Eine Sage vom Schloß Greifenstein.

Erzählt von Paul Kühnel.

Erzgebirgische Heimatblätter. Beilage der Obererzgebirgischen Zeitung. Nr. 39. – Sonntag, den 22. September 1929. S. 2

In der Nähe von Ehrenfriedersdorf und Thum liegen die Greifensteine. Es wird erzählt, daß sie zur Zeit der Sintflut entstanden sind. Jedoch gibt es auch allerhand andere Sagen über sie. Eine behandelt das verwunschene Schloß, das sich im Schoße des einen Greifensteins befinden soll.

Vor 200 oder 300 Jahren – so erzählt man sich – lebte in Ehrenfriedersdorf ein armes Mädchen, das den Wunsch besaß, reich zu werden. Traurig darüber, daß es ihm gar nicht gelingen wollte, Reichtum zu erlangen oder einen reichen Mann zu bekommen, ging es eines Tages durch den Wald nach den Greifensteinen zu. Im Walde begegnete ihm ein feiner Herr, so recht nach dem Geschmack des Mädchens.

Der Herr knüpfte mit ihm ein Gespräch an und begleitete es ein Stück des Weges. Dabei offenbarte das Mädchen ihm, wonach es strebe und erzählte von seinem Wunsche nach Reichtum. Der Herr antwortete darauf: „Wenn du glaubst, durch Reichtum glücklich zu werden, so folge mir.” Frohen Herzens folgte ihm das Mädchen.
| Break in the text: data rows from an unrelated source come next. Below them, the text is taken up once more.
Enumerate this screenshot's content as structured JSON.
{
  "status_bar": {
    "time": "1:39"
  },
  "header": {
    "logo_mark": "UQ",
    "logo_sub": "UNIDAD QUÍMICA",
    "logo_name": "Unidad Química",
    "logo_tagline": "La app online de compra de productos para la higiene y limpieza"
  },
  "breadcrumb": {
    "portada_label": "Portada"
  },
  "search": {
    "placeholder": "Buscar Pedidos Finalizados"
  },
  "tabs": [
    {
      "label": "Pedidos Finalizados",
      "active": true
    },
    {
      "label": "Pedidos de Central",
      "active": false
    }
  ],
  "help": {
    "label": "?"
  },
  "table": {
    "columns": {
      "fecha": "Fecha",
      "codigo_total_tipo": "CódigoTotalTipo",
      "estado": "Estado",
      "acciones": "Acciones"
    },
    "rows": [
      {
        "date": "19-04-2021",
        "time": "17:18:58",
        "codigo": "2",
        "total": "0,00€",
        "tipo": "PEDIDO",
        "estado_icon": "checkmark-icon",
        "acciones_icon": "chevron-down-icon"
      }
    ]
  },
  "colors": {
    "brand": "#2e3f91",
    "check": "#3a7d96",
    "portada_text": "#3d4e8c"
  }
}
Der Herr führte es hin zu dem einen Greifenstein. Eine große Eingangstür öffnete sich, und durch einen Vorraum drang man ins Schloßgemach. Die bei allen derartigen sagenhaften Erzählungen erwähnten prunkhaften Innenausstattungen zeigen sich auch hier. So wird erzählt, daß helles Licht die Räume durchflutete, die Bewohner des Schlosses in kostbaren, goldbestickten Seidengewändern umherliefen, von den Wänden goldene Tapeten herunterhingen und alle diese Einrichtungen auf das Mädchen wie ein märchenhafter Traum einwirkten, das sich hier sehr glücklich fühlte.

In dem Schloßgemach traten mehrere vornehme Herren auf das Mädchen zu und boten ihm die Hand zum Gruße. Einer von ihnen fragte: „Du willst gerne reich werden?” Sie bejahte das. Ehe der Frager jedoch die Schatzkammern im Schlosse mit den Goldklumpen zeigte, machte er das Mädchen auf die Gefahren aufmerksam, die Reichtum in sich berge. Er gab ihm zu bedenken, daß auch Reichtum nicht alles Glück auf Erden mit sich bringe. Wie viele hätten sich da schon getäuscht. Dauernde Gesundheit sei ein größerer Reichtum als alles Geld auf Erden. Auch in bezug auf Liebe und Schönheit vermöge Goldreichtum nicht immer glückliche Menschen zu schaffen. Manche schöne Mädchengestalt sei geknickt worden durch Gold, und mancher sonst gute Mensch sei durch Gold zum Verächter seiner Mitmenschen geworden.

Darauf zeigte der Herr die Goldschatzkammern und forderte das Mädchen auf, sich so viel von dem Golde zu nehmen, wie es wolle.

Aber das Mädchen wankte zurück; es konnte sich bei der Wahl zwischen Reichtum und Armut nicht entschließen. Die zu ihr gesprochenen Worte bewegten ihm doch das Innere.

Da gab ihm der Herr den guten Rat, daß es für diesmal nach Hause gehen solle, und wenn es weiterhin Begehr nach Reichtum habe, so könne es jederzeit Gold holen. Der Eingang stünde dann immer offen.

Er führte das Mädchen zurück in den Vorraum des Schlosses, wo der Mann verweilte, den es im Walde getroffen hatte. Er ging mit ihm zurück bis zu der Stelle, wo er ihm begegnet war und verschwand dort plötzlich.

Als das Mädchen allein war, ging es noch einmal zurück zu dem einen Greifenstein, um zu sehen, ob der Eingang vorhanden sei. Aber er war verschwunden. Soviel es auch suchte, nirgends war mehr eine Spur davon zu sehen.

Auch im Laufe der Jahrhunderte ist kein Eingang wieder sichtbar geworden. Das sei das Sonderbare an der Geschichte, so schließt die Sage.